Но как далеко все это было от Григория Шумова, от его новой судьбы, которая начнется завтра!

Не только о Дзиконских — он готов был уже забыть и о встрече с Евлампием Лещовым. Какое ему дело до этого земгусара! Скорей бы вернуться к своим думам о Питере, к неясным планам будущей университетской жизни… Самый университет вставал перед ним то светлым дворцом небывалой красоты, то строгим храмом науки с величественными колоннами… Знакомое волнение возвращалось к нему, он прошелся взад-вперед по ковровой дорожке…

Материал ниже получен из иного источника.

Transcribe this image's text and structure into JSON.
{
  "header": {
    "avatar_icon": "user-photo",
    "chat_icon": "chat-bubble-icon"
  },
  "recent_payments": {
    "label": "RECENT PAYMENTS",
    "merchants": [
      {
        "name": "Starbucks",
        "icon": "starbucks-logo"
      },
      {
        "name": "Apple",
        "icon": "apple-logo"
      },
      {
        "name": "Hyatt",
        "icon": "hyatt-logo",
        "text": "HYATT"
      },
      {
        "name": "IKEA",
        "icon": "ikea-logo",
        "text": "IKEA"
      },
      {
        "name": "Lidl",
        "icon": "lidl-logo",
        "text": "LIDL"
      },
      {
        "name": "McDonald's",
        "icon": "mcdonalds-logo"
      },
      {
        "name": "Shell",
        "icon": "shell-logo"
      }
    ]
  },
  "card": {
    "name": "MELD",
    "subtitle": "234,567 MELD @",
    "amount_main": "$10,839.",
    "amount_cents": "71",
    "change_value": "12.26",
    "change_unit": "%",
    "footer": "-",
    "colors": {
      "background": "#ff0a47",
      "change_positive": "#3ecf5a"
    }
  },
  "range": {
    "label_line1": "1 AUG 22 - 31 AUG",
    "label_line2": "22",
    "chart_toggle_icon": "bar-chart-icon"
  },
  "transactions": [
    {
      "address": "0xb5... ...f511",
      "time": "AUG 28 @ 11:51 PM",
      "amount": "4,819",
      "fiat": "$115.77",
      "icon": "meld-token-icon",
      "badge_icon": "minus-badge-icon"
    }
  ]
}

Дверь на площадку рывком открылась, и на пороге возникла рослая фигура в накинутой на одно плечо голубой шинели. В ней без труда можно было узнать Дзиконского, бессменно — с 1905 года — служившего полицмейстером в городе, где Гриша когда-то учился и откуда сейчас уезжал навсегда.

Да, это был все тот же Дзиконский, немного, впрочем, изменившийся: лицо его казалось одутловатым, под глазами даже при скудном вагонном освещении видны были лиловые мешки, пышные усы обвисли… И только молодцеватость осанки осталась прежней.

Дзиконский шел зыбко. Поравнявшись с Григорием Шумовым, он остановился, неверным движением откинул полу шинели, вытащил из кармана синих кавалерийских рейтуз флягу, спросил Гришу:

— Нет возражений?

И, расправив усы, приложился к горлышку фляги.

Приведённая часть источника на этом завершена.